Per questo insiste sulla necessità recuperare subito una «visione strategica» del suo futuro e di uno sviluppo possibile. Senza confondere questa missione della classe dirigente regionale con la semplice «gestione dell’emergenza», o il rituale dell’ennesimo tavolo nei palazzi di via Verrastro.

Presidente, una recente rilevazione del bollettino Excelsior di Anpal e Camera di Commercio ha evidenziato tra gli effetti della crisi sanitaria in corso che a ottobre solo 12 imprese lucane su 100 pensano di assumere, mentre di questi tempi, l’anno scorso, erano più di trenta. Il calo andrebbe a discapito maggiormente dei servizi (-20%) che dell’industria (-14%). Le sembrano dati coerenti con quelli di cui avete contezza in Confindustria?

«Si tratta di dati largamente attesi, in linea con la gravità della situazione di cui da tempo abbiamo sentore.
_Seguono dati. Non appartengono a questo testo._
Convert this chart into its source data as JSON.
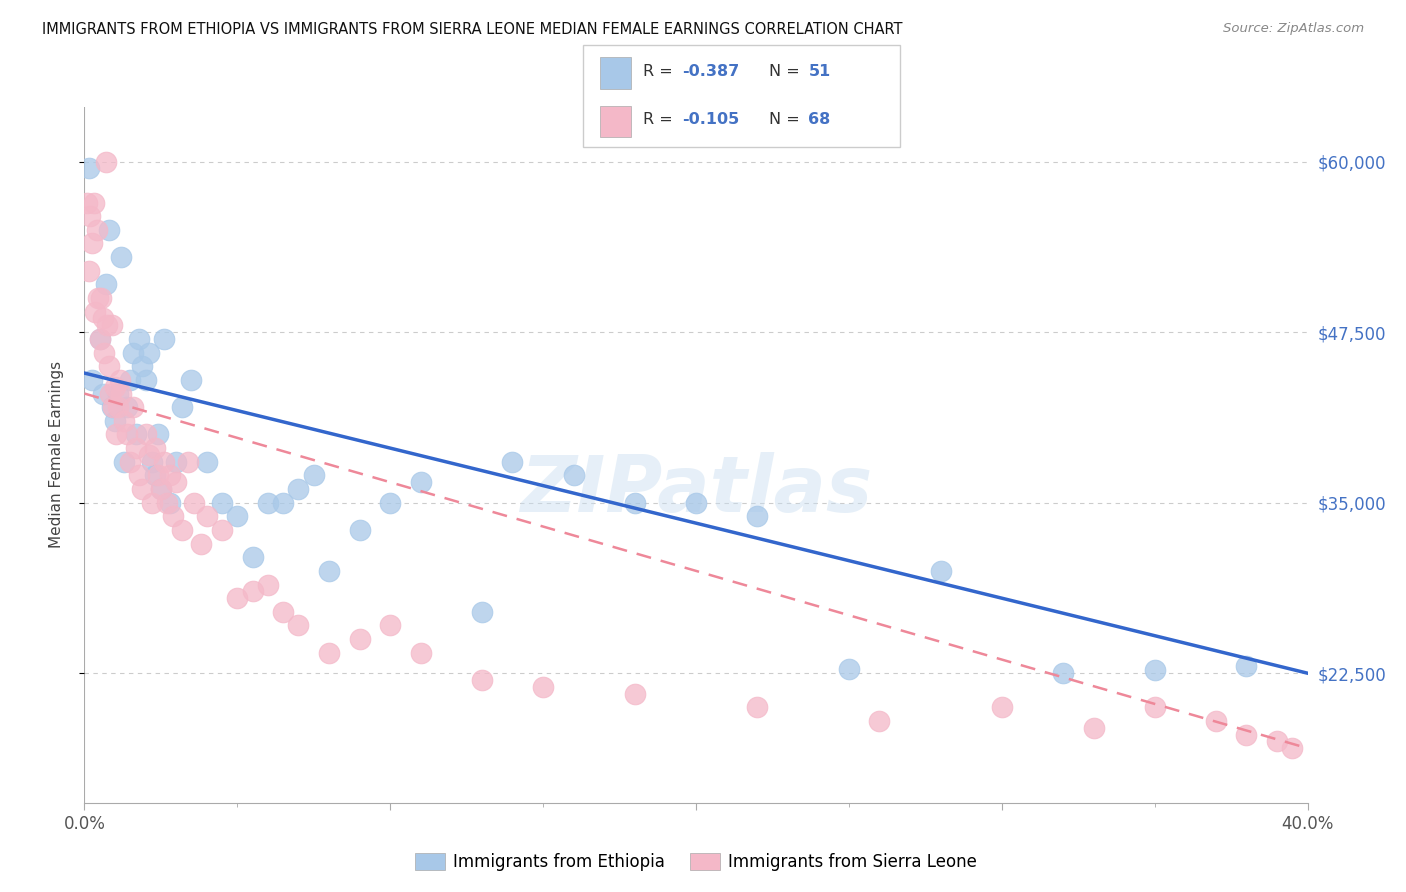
{
  "title": "IMMIGRANTS FROM ETHIOPIA VS IMMIGRANTS FROM SIERRA LEONE MEDIAN FEMALE EARNINGS CORRELATION CHART",
  "source": "Source: ZipAtlas.com",
  "ylabel": "Median Female Earnings",
  "y_ticks": [
    22500,
    35000,
    47500,
    60000
  ],
  "y_tick_labels": [
    "$22,500",
    "$35,000",
    "$47,500",
    "$60,000"
  ],
  "x_min": 0.0,
  "x_max": 40.0,
  "y_min": 13000,
  "y_max": 64000,
  "color_blue": "#a8c8e8",
  "color_pink": "#f4b8c8",
  "color_blue_line": "#3366cc",
  "color_pink_line": "#ee8899",
  "watermark": "ZIPatlas",
  "ethiopia_x": [
    0.15,
    0.25,
    0.5,
    0.6,
    0.7,
    0.8,
    0.9,
    1.0,
    1.1,
    1.2,
    1.3,
    1.4,
    1.5,
    1.6,
    1.7,
    1.8,
    1.9,
    2.0,
    2.1,
    2.2,
    2.3,
    2.4,
    2.5,
    2.6,
    2.8,
    3.0,
    3.2,
    3.5,
    4.0,
    4.5,
    5.0,
    5.5,
    6.0,
    6.5,
    7.0,
    7.5,
    8.0,
    9.0,
    10.0,
    11.0,
    13.0,
    14.0,
    16.0,
    18.0,
    20.0,
    22.0,
    25.0,
    28.0,
    32.0,
    35.0,
    38.0
  ],
  "ethiopia_y": [
    59500,
    44000,
    47000,
    43000,
    51000,
    55000,
    42000,
    41000,
    43000,
    53000,
    38000,
    42000,
    44000,
    46000,
    40000,
    47000,
    45000,
    44000,
    46000,
    38000,
    37000,
    40000,
    36000,
    47000,
    35000,
    38000,
    42000,
    44000,
    38000,
    35000,
    34000,
    31000,
    35000,
    35000,
    36000,
    37000,
    30000,
    33000,
    35000,
    36500,
    27000,
    38000,
    37000,
    35000,
    35000,
    34000,
    22800,
    30000,
    22500,
    22700,
    23000
  ],
  "sierraleone_x": [
    0.1,
    0.15,
    0.2,
    0.25,
    0.3,
    0.35,
    0.4,
    0.45,
    0.5,
    0.55,
    0.6,
    0.65,
    0.7,
    0.75,
    0.8,
    0.85,
    0.9,
    0.95,
    1.0,
    1.05,
    1.1,
    1.15,
    1.2,
    1.3,
    1.4,
    1.5,
    1.6,
    1.7,
    1.8,
    1.9,
    2.0,
    2.1,
    2.2,
    2.3,
    2.4,
    2.5,
    2.6,
    2.7,
    2.8,
    2.9,
    3.0,
    3.2,
    3.4,
    3.6,
    3.8,
    4.0,
    4.5,
    5.0,
    5.5,
    6.0,
    6.5,
    7.0,
    8.0,
    9.0,
    10.0,
    11.0,
    13.0,
    15.0,
    18.0,
    22.0,
    26.0,
    30.0,
    33.0,
    35.0,
    37.0,
    38.0,
    39.0,
    39.5
  ],
  "sierraleone_y": [
    57000,
    52000,
    56000,
    54000,
    57000,
    49000,
    55000,
    50000,
    47000,
    50000,
    48500,
    46000,
    60000,
    48000,
    45000,
    43000,
    48000,
    42000,
    43500,
    40000,
    42000,
    44000,
    43000,
    41000,
    40000,
    38000,
    42000,
    39000,
    37000,
    36000,
    40000,
    38500,
    35000,
    39000,
    37000,
    36000,
    38000,
    35000,
    37000,
    34000,
    36500,
    33000,
    38000,
    35000,
    32000,
    34000,
    33000,
    28000,
    28500,
    29000,
    27000,
    26000,
    24000,
    25000,
    26000,
    24000,
    22000,
    21500,
    21000,
    20000,
    19000,
    20000,
    18500,
    20000,
    19000,
    18000,
    17500,
    17000
  ]
}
Dall’inizio della pandemia è stato chiaro che la Basilicata sarebbe stata tra le regioni maggiormente colpite dalla crisi. Da subito abbiamo lanciato l’allarme per settori strategici per la nostra economia, quali automotive, turismo e industria estrattiva. Le recenti stime Svimez hanno confermato: la contrazione del Pil prevista per il 2020 è pari al 12,6%. I dati Excelsior sono solo una prima anticipazione della vera emergenza sociale che potrebbe profilarsi. Dopo la fase acuta dell’epidemia, le imprese hanno ricominciato a lavorare. Ci sono però settori che continuano a soffrire molto, non solo quello turistico alberghiero, e in generale quello dei servizi, ma anche il comparto energetico. La recrudescenza del virus e le nuove restrizioni determineranno presto un nuovo calo della produzione industriale nell’ultima parte dell’anno. A questo si unisce il forte clima di incertezza e sfiducia che torna a galoppare nelle famiglie e nelle imprese. La mancanza di idee chiare sul come gestire questa seconda ondata complica le cose».
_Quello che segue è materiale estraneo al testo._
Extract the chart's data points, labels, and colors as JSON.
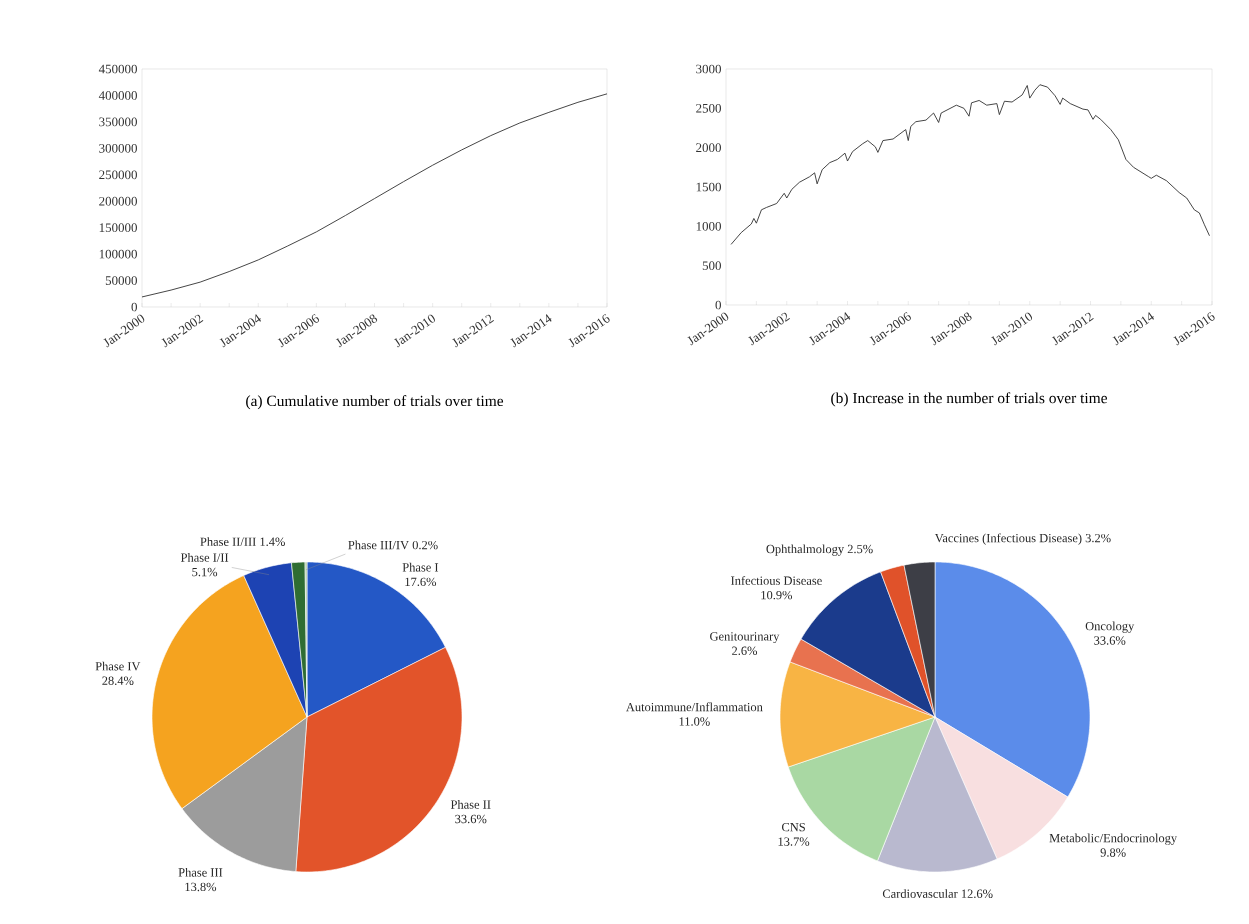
{
  "chart_data": [
    {
      "type": "line",
      "title": "(a) Cumulative number of trials over time",
      "color": "#303030",
      "x": [
        "2000-01",
        "2001-01",
        "2002-01",
        "2003-01",
        "2004-01",
        "2005-01",
        "2006-01",
        "2007-01",
        "2008-01",
        "2009-01",
        "2010-01",
        "2011-01",
        "2012-01",
        "2013-01",
        "2014-01",
        "2015-01",
        "2016-01"
      ],
      "values": [
        19000,
        32000,
        47000,
        67000,
        89000,
        115000,
        142000,
        173000,
        205000,
        237000,
        268000,
        297000,
        324000,
        348000,
        368000,
        387000,
        403000
      ],
      "xlim": [
        "2000-01",
        "2016-01"
      ],
      "xticks": [
        {
          "value": "2000-01",
          "label": "Jan-2000"
        },
        {
          "value": "2001-01",
          "label": null
        },
        {
          "value": "2002-01",
          "label": "Jan-2002"
        },
        {
          "value": "2003-01",
          "label": null
        },
        {
          "value": "2004-01",
          "label": "Jan-2004"
        },
        {
          "value": "2005-01",
          "label": null
        },
        {
          "value": "2006-01",
          "label": "Jan-2006"
        },
        {
          "value": "2007-01",
          "label": null
        },
        {
          "value": "2008-01",
          "label": "Jan-2008"
        },
        {
          "value": "2009-01",
          "label": null
        },
        {
          "value": "2010-01",
          "label": "Jan-2010"
        },
        {
          "value": "2011-01",
          "label": null
        },
        {
          "value": "2012-01",
          "label": "Jan-2012"
        },
        {
          "value": "2013-01",
          "label": null
        },
        {
          "value": "2014-01",
          "label": "Jan-2014"
        },
        {
          "value": "2015-01",
          "label": null
        },
        {
          "value": "2016-01",
          "label": "Jan-2016"
        }
      ],
      "ylim": [
        0,
        450000
      ],
      "yticks": [
        0,
        50000,
        100000,
        150000,
        200000,
        250000,
        300000,
        350000,
        400000,
        450000
      ]
    },
    {
      "type": "line",
      "title": "(b) Increase in the number of trials over time",
      "color": "#303030",
      "x": [
        "2000-03",
        "2000-07",
        "2000-11",
        "2000-12",
        "2001-01",
        "2001-03",
        "2001-05",
        "2001-09",
        "2001-12",
        "2002-01",
        "2002-03",
        "2002-06",
        "2002-10",
        "2002-12",
        "2003-01",
        "2003-03",
        "2003-06",
        "2003-09",
        "2003-12",
        "2004-01",
        "2004-03",
        "2004-07",
        "2004-09",
        "2004-12",
        "2005-01",
        "2005-03",
        "2005-07",
        "2005-12",
        "2006-01",
        "2006-02",
        "2006-04",
        "2006-08",
        "2006-11",
        "2007-01",
        "2007-02",
        "2007-08",
        "2007-11",
        "2008-01",
        "2008-02",
        "2008-05",
        "2008-08",
        "2008-12",
        "2009-01",
        "2009-03",
        "2009-06",
        "2009-10",
        "2009-12",
        "2010-01",
        "2010-03",
        "2010-05",
        "2010-08",
        "2010-11",
        "2011-01",
        "2011-02",
        "2011-05",
        "2011-10",
        "2011-12",
        "2012-02",
        "2012-03",
        "2012-05",
        "2012-09",
        "2012-12",
        "2013-03",
        "2013-06",
        "2013-12",
        "2014-01",
        "2014-03",
        "2014-07",
        "2014-12",
        "2015-03",
        "2015-06",
        "2015-08",
        "2015-10",
        "2015-12"
      ],
      "values": [
        770,
        920,
        1030,
        1100,
        1040,
        1210,
        1240,
        1290,
        1420,
        1360,
        1470,
        1560,
        1630,
        1680,
        1540,
        1720,
        1810,
        1850,
        1930,
        1830,
        1950,
        2050,
        2090,
        2010,
        1940,
        2090,
        2110,
        2230,
        2090,
        2270,
        2330,
        2350,
        2440,
        2320,
        2440,
        2540,
        2500,
        2400,
        2570,
        2600,
        2540,
        2560,
        2420,
        2590,
        2580,
        2670,
        2790,
        2630,
        2730,
        2800,
        2770,
        2660,
        2550,
        2630,
        2560,
        2490,
        2480,
        2360,
        2410,
        2360,
        2230,
        2100,
        1850,
        1750,
        1630,
        1610,
        1650,
        1580,
        1430,
        1360,
        1210,
        1170,
        1020,
        880
      ],
      "xlim": [
        "2000-01",
        "2016-01"
      ],
      "xticks": [
        {
          "value": "2000-01",
          "label": "Jan-2000"
        },
        {
          "value": "2001-01",
          "label": null
        },
        {
          "value": "2002-01",
          "label": "Jan-2002"
        },
        {
          "value": "2003-01",
          "label": null
        },
        {
          "value": "2004-01",
          "label": "Jan-2004"
        },
        {
          "value": "2005-01",
          "label": null
        },
        {
          "value": "2006-01",
          "label": "Jan-2006"
        },
        {
          "value": "2007-01",
          "label": null
        },
        {
          "value": "2008-01",
          "label": "Jan-2008"
        },
        {
          "value": "2009-01",
          "label": null
        },
        {
          "value": "2010-01",
          "label": "Jan-2010"
        },
        {
          "value": "2011-01",
          "label": null
        },
        {
          "value": "2012-01",
          "label": "Jan-2012"
        },
        {
          "value": "2013-01",
          "label": null
        },
        {
          "value": "2014-01",
          "label": "Jan-2014"
        },
        {
          "value": "2015-01",
          "label": null
        },
        {
          "value": "2016-01",
          "label": "Jan-2016"
        }
      ],
      "ylim": [
        0,
        3000
      ],
      "yticks": [
        0,
        500,
        1000,
        1500,
        2000,
        2500,
        3000
      ]
    },
    {
      "type": "pie",
      "categories": [
        "Phase I",
        "Phase II",
        "Phase III",
        "Phase IV",
        "Phase I/II",
        "Phase II/III",
        "Phase III/IV"
      ],
      "values": [
        17.6,
        33.6,
        13.8,
        28.4,
        5.1,
        1.4,
        0.2
      ],
      "value_labels": [
        "17.6%",
        "33.6%",
        "13.8%",
        "28.4%",
        "5.1%",
        "1.4%",
        "0.2%"
      ],
      "colors": [
        "#2458c6",
        "#e2542a",
        "#9c9c9c",
        "#f5a31f",
        "#1d43b3",
        "#2f6d33",
        "#a8c8a0"
      ]
    },
    {
      "type": "pie",
      "categories": [
        "Oncology",
        "Metabolic/Endocrinology",
        "Cardiovascular",
        "CNS",
        "Autoimmune/Inflammation",
        "Genitourinary",
        "Infectious Disease",
        "Ophthalmology",
        "Vaccines (Infectious Disease)"
      ],
      "values": [
        33.6,
        9.8,
        12.6,
        13.7,
        11.0,
        2.6,
        10.9,
        2.5,
        3.2
      ],
      "value_labels": [
        "33.6%",
        "9.8%",
        "12.6%",
        "13.7%",
        "11.0%",
        "2.6%",
        "10.9%",
        "2.5%",
        "3.2%"
      ],
      "colors": [
        "#5b8cea",
        "#f8dfe0",
        "#b9b9cf",
        "#a9d8a3",
        "#f8b444",
        "#e8724f",
        "#1b3b8c",
        "#e0522a",
        "#3d3e46"
      ]
    }
  ]
}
Non è ancora chiaro quando, ma anche se dovesse esserci ancora una proroga della cassa integrazione in primavera al massimo dovrebbe venir meno il blocco dei licenziamenti. Cosa c’è da aspettarsi? Pensa che saranno molte le attività che chiuderanno anche in Basilicata?

«Guardi, il blocco dei licenziamenti non può rappresentare la soluzione definitiva per la difesa del lavoro ed è facile comprenderne il perché: di fatto equivale ad aver congelato la situazione a un contesto produttivo pre-covid, di cui ora è rimasto ben poco. Il risveglio sarà molto duro. Il provvedimento, seppure utile nella fase dell’emergenza, ha però l’effetto di falsare completamente la realtà produttiva. L’unico vero rimedio è mettere concretamente in atto, a livello regionale e nazionale, una serie di iniziative che possano favorire la ripresa economica e lo sviluppo d’impresa».
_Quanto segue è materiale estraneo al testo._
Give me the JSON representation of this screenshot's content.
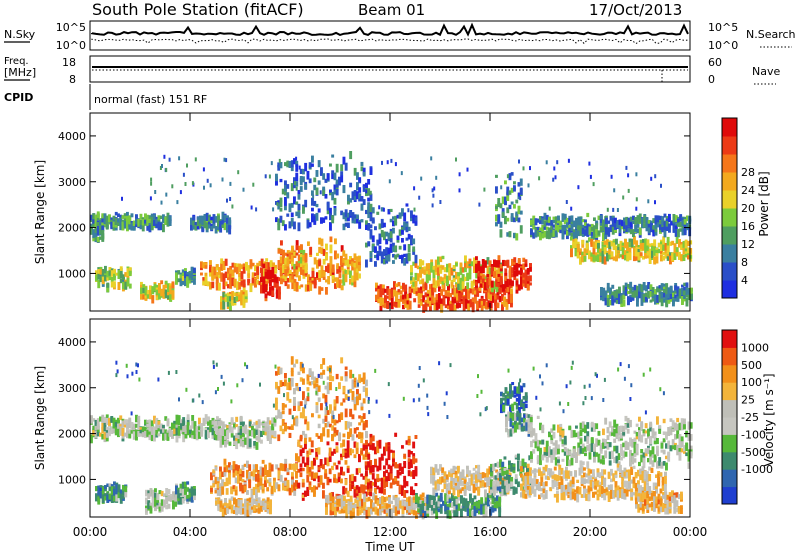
{
  "header": {
    "station": "South Pole Station (fitACF)",
    "beam": "Beam 01",
    "date": "17/Oct/2013"
  },
  "status_panels": {
    "nsky_label": "N.Sky",
    "nsky_ticks": [
      "10^5",
      "10^0"
    ],
    "nsearch_label": "N.Search",
    "nsearch_ticks": [
      "10^5",
      "10^0"
    ],
    "freq_label": "Freq.",
    "freq_unit": "[MHz]",
    "freq_ticks": [
      "18",
      "8"
    ],
    "nave_label": "Nave",
    "nave_ticks": [
      "60",
      "0"
    ],
    "cpid_label": "CPID",
    "cpid_value": "normal (fast) 151 RF"
  },
  "chart_data": [
    {
      "type": "heatmap",
      "name": "power",
      "ylabel": "Slant Range [km]",
      "ylim": [
        180,
        4500
      ],
      "yticks": [
        "1000",
        "2000",
        "3000",
        "4000"
      ],
      "xlabel": "Time UT",
      "xticks": [
        "00:00",
        "04:00",
        "08:00",
        "12:00",
        "16:00",
        "20:00",
        "00:00"
      ],
      "colorbar": {
        "label": "Power [dB]",
        "ticks": [
          "4",
          "8",
          "12",
          "16",
          "20",
          "24",
          "28"
        ],
        "colors": [
          "#1f2fe0",
          "#2a4fc8",
          "#3a7fa0",
          "#4f9e60",
          "#7ccb3c",
          "#e9d12a",
          "#f3a91e",
          "#f5761a",
          "#ec3a16",
          "#df0a0a"
        ]
      },
      "regions": [
        {
          "t0": 0.0,
          "t1": 3.2,
          "r0": 2000,
          "r1": 2250,
          "level": 0.3
        },
        {
          "t0": 4.0,
          "t1": 5.6,
          "r0": 1950,
          "r1": 2250,
          "level": 0.25
        },
        {
          "t0": 7.4,
          "t1": 11.2,
          "r0": 2000,
          "r1": 3400,
          "level": 0.2
        },
        {
          "t0": 0.0,
          "t1": 0.5,
          "r0": 2000,
          "r1": 1700,
          "level": 0.3
        },
        {
          "t0": 0.2,
          "t1": 1.6,
          "r0": 700,
          "r1": 1100,
          "level": 0.45
        },
        {
          "t0": 2.0,
          "t1": 3.3,
          "r0": 450,
          "r1": 750,
          "level": 0.55
        },
        {
          "t0": 3.4,
          "t1": 4.2,
          "r0": 800,
          "r1": 1050,
          "level": 0.35
        },
        {
          "t0": 4.4,
          "t1": 7.4,
          "r0": 700,
          "r1": 1200,
          "level": 0.7
        },
        {
          "t0": 6.8,
          "t1": 7.6,
          "r0": 450,
          "r1": 1100,
          "level": 0.95
        },
        {
          "t0": 7.6,
          "t1": 10.2,
          "r0": 600,
          "r1": 1600,
          "level": 0.75
        },
        {
          "t0": 10.0,
          "t1": 10.8,
          "r0": 750,
          "r1": 1350,
          "level": 0.65
        },
        {
          "t0": 7.5,
          "t1": 8.6,
          "r0": 1000,
          "r1": 1500,
          "level": 0.65
        },
        {
          "t0": 5.2,
          "t1": 6.2,
          "r0": 300,
          "r1": 550,
          "level": 0.55
        },
        {
          "t0": 11.4,
          "t1": 16.8,
          "r0": 250,
          "r1": 700,
          "level": 0.8
        },
        {
          "t0": 12.8,
          "t1": 16.4,
          "r0": 700,
          "r1": 1250,
          "level": 0.55
        },
        {
          "t0": 15.4,
          "t1": 17.6,
          "r0": 650,
          "r1": 1250,
          "level": 0.9
        },
        {
          "t0": 16.2,
          "t1": 17.2,
          "r0": 1800,
          "r1": 3000,
          "level": 0.3
        },
        {
          "t0": 17.6,
          "t1": 20.6,
          "r0": 1800,
          "r1": 2200,
          "level": 0.3
        },
        {
          "t0": 19.2,
          "t1": 24.0,
          "r0": 1300,
          "r1": 1700,
          "level": 0.55
        },
        {
          "t0": 20.6,
          "t1": 24.0,
          "r0": 1900,
          "r1": 2200,
          "level": 0.25
        },
        {
          "t0": 20.4,
          "t1": 24.0,
          "r0": 350,
          "r1": 700,
          "level": 0.3
        },
        {
          "t0": 11.0,
          "t1": 13.0,
          "r0": 1200,
          "r1": 2400,
          "level": 0.2
        }
      ]
    },
    {
      "type": "heatmap",
      "name": "velocity",
      "ylabel": "Slant Range [km]",
      "ylim": [
        180,
        4500
      ],
      "yticks": [
        "1000",
        "2000",
        "3000",
        "4000"
      ],
      "xlabel": "Time UT",
      "xticks": [
        "00:00",
        "04:00",
        "08:00",
        "12:00",
        "16:00",
        "20:00",
        "00:00"
      ],
      "colorbar": {
        "label": "Velocity [m s⁻¹]",
        "ticks": [
          "1000",
          "500",
          "100",
          "25",
          "-25",
          "-100",
          "-500",
          "-1000"
        ],
        "colors": [
          "#1f3fd0",
          "#2f66b0",
          "#3d8a6e",
          "#56b83a",
          "#c6c6c0",
          "#bfbfb8",
          "#f3b43a",
          "#f2901a",
          "#ee5a14",
          "#e01010"
        ]
      },
      "regions": [
        {
          "t0": 0.0,
          "t1": 5.2,
          "r0": 1900,
          "r1": 2300,
          "level": 0.45
        },
        {
          "t0": 5.0,
          "t1": 7.4,
          "r0": 1750,
          "r1": 2250,
          "level": 0.45
        },
        {
          "t0": 7.4,
          "t1": 11.0,
          "r0": 1900,
          "r1": 3400,
          "level": 0.7
        },
        {
          "t0": 0.2,
          "t1": 1.4,
          "r0": 550,
          "r1": 850,
          "level": 0.25
        },
        {
          "t0": 2.2,
          "t1": 3.4,
          "r0": 300,
          "r1": 750,
          "level": 0.45
        },
        {
          "t0": 3.4,
          "t1": 4.2,
          "r0": 500,
          "r1": 850,
          "level": 0.3
        },
        {
          "t0": 4.8,
          "t1": 8.2,
          "r0": 700,
          "r1": 1300,
          "level": 0.7
        },
        {
          "t0": 8.2,
          "t1": 11.2,
          "r0": 600,
          "r1": 1800,
          "level": 0.85
        },
        {
          "t0": 11.0,
          "t1": 13.0,
          "r0": 700,
          "r1": 1800,
          "level": 0.95
        },
        {
          "t0": 5.0,
          "t1": 7.2,
          "r0": 300,
          "r1": 550,
          "level": 0.6
        },
        {
          "t0": 9.4,
          "t1": 13.4,
          "r0": 250,
          "r1": 600,
          "level": 0.65
        },
        {
          "t0": 13.0,
          "t1": 16.4,
          "r0": 250,
          "r1": 600,
          "level": 0.3
        },
        {
          "t0": 13.6,
          "t1": 16.8,
          "r0": 700,
          "r1": 1200,
          "level": 0.6
        },
        {
          "t0": 16.0,
          "t1": 17.6,
          "r0": 700,
          "r1": 1400,
          "level": 0.35
        },
        {
          "t0": 16.4,
          "t1": 17.4,
          "r0": 2500,
          "r1": 3000,
          "level": 0.15
        },
        {
          "t0": 16.6,
          "t1": 17.6,
          "r0": 2000,
          "r1": 2400,
          "level": 0.35
        },
        {
          "t0": 17.6,
          "t1": 24.0,
          "r0": 1300,
          "r1": 2200,
          "level": 0.45
        },
        {
          "t0": 17.2,
          "t1": 23.0,
          "r0": 600,
          "r1": 1200,
          "level": 0.6
        },
        {
          "t0": 21.8,
          "t1": 23.6,
          "r0": 300,
          "r1": 700,
          "level": 0.65
        }
      ]
    }
  ]
}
Tra i settori più colpiti dalla crisi sanitaria viene indicato quello dell’auto, che a Melfi ha lo stabilimento più importante del gruppo Fca in Italia, che è poi la principale fabbrica lucana. Come evitare che vadano persi gli investimenti effettuati negli ultimi anni, anche da parte pubblica con un importante soccorso in termini di ammortizzatori sociali?

«Gli ammortizzatori sociali sono fondamentali per gestire questa complicata fase. Per l’automotive si stima a livello europeo una contrazione delle vendite pari al 25% per cento. Gli effetti della pandemia sono ancora più gravi in considerazione dei notevoli investimenti che le case automobilistiche stanno sostenendo in trasformazioni tecnologiche necessarie al raggiungimento dei target di sostenibilità. Gli incentivi messi in campo dal governo sono stati utilissimi per il rilancio della domanda in questi mesi. Ma la ripresa del settore va spinta soprattutto attraverso il sostegno pubblico alla domanda di mezzi ad alimentazione alternativa. Una sfida cruciale per lo stabilimento di Melfi, da cui Fca ha fatto partire la svolta green del gruppo con una produzione di auto ibrida che al momento rappresenta circa il 40 per cento di quella complessiva. E’ sulla traiettoria della transizione industriale green, pilastro portante del Rrecovery plan, che bisogna sostenere il comparto».

Lei che progetti proporrebbe alla Regione Basilicata e al governo per quegli investimenti strategici che grazie alle risorse europee del Recovery fund dovrebbero portarci fuori dalla crisi?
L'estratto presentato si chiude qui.